La maison de famille, celle qui reste pour toujours gravée dans la mémoire et le cœur des enfants, celle qui vit les premières joies, les premières amours mais aussi la tristesse et parfois les pleurs, n’est pas toujours celle que l’on croit.

La « Bastide Neuve » où Marcel Pagnol tomba amoureux de la garrigue sèche et sauvage, des massifs de roche blanchis par le Mistral et des collines pelées de la Provence où des arbres morts dressent leurs branches étiolées comme des bras décharnés tendus vers le ciel, n’était qu’une maison louée par la famille plusieurs années consécutives pour les vacances d’été.

Et pourtant, c’est cette maison, et non celle de Marseille où il vivait le reste de l’année, qui restera à jamais gravée dans les romans de Pagnol.

La maison de famille est donc celle où les enfants ont passé leur jeunesse, celle qui chargée de souvenirs empreints de nostalgie reste au plus profond du cœur pour toute la vie et dont le souvenir restera vivace jusqu’à la fin.

C’est souvent la résidence principale mais ce peut être également la résidence secondaire où l’on passait ses vacances enfants.

Lors de l’héritage de la maison de prestige à Rennes se pose la question de la conserver pour préserver les souvenirs qui lui sont attachés, un peu comme si ceux-ci risquaient de s’envoler avec la sortie du bien du patrimoine familial.

Par ailleurs, lorsque les héritiers habitent à l’étranger ou à plus de 3 heures de route de l’agglomération rennaise par exemple, le problème se pose en d’autres termes et la solution retenue est souvent de mettre la maison à vendre.

L’indivision, un état transitoire ou pas

Lors du décès des parents, les héritiers se retrouvent dans l’indivision. Chaque indivisaire devient propriétaire d’une quote-part du bien et doit payer les droits de successions associés.

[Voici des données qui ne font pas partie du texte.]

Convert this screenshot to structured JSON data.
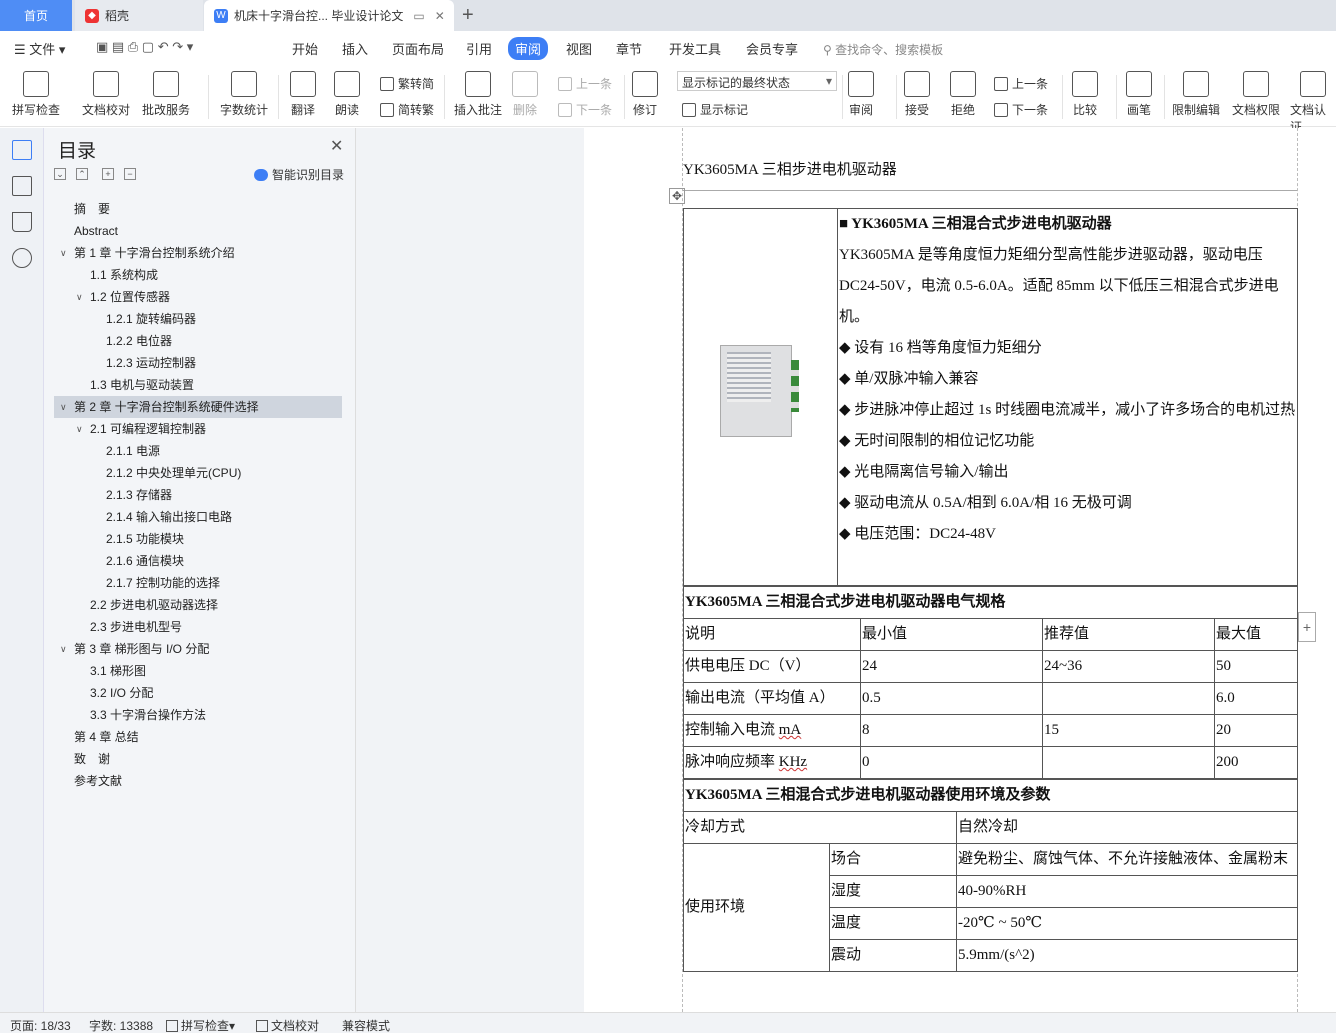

Se pose alors la question de garder la demeure familiale et d’en partager l’usage ou de vendre tout ou partie de celle-ci.

En effet, il y a trois possibilités qui s’offrent aux indivisaires :
– rester dans l’indivision,
– vendre une partie de l’indivision,
– vendre la totalité du bien.

Rester dans l’indivision

Si les héritiers souhaitent garder le bien, ils peuvent conclure une convention d’indivision chez le notaire et nommer un ou plusieurs gérants afin de repartir l’usage du bien entre eux.

Ils devront dans ce cas s’acquitter des droits de succession avec leurs deniers personnels.

Vendre la quote-part de l’indivision

Certains indivisaires ne souhaitent conserver leur quote-part dans l’indivision. Soit ils ne sont pas intéressés par la conservation du bien, soit ils n’ont pas les moyens de payer les droits de succession, voire ils ont un besoin financier ponctuel.

Ils ont la possibilité de vendre leurs droits dans l’indivision mais pour ce faire, ils doivent en informer les autres indivisaires par acte d’huissier. En effet, ceux-ci seront prioritaires pour acheter la part de celui qui souhaite vendre.

Vendre l’ensemble du bien

Pour vendre la totalité du bien, il faut que 2/3 des indivisaires soient d’accord pour le faire. En cas de refus ou de non-réponse de l’un d’entre eux, le tribunal peut ordonner la vente du bien trois mois après la notification du projet.

À contrario, le tribunal peut maintenir l’Indivision dans le cas o% les indivisaires ne s’entendent pas sur la gestion de celle-ci et ce, afin de protéger les intérêts de tous.

Cela ne pourra toutefois pas excéder 5 ans qui pourront néanmoins être renouvelés dans des cas exceptionnels comme par exemple la minorité d’un ou de plusieurs indivisaires.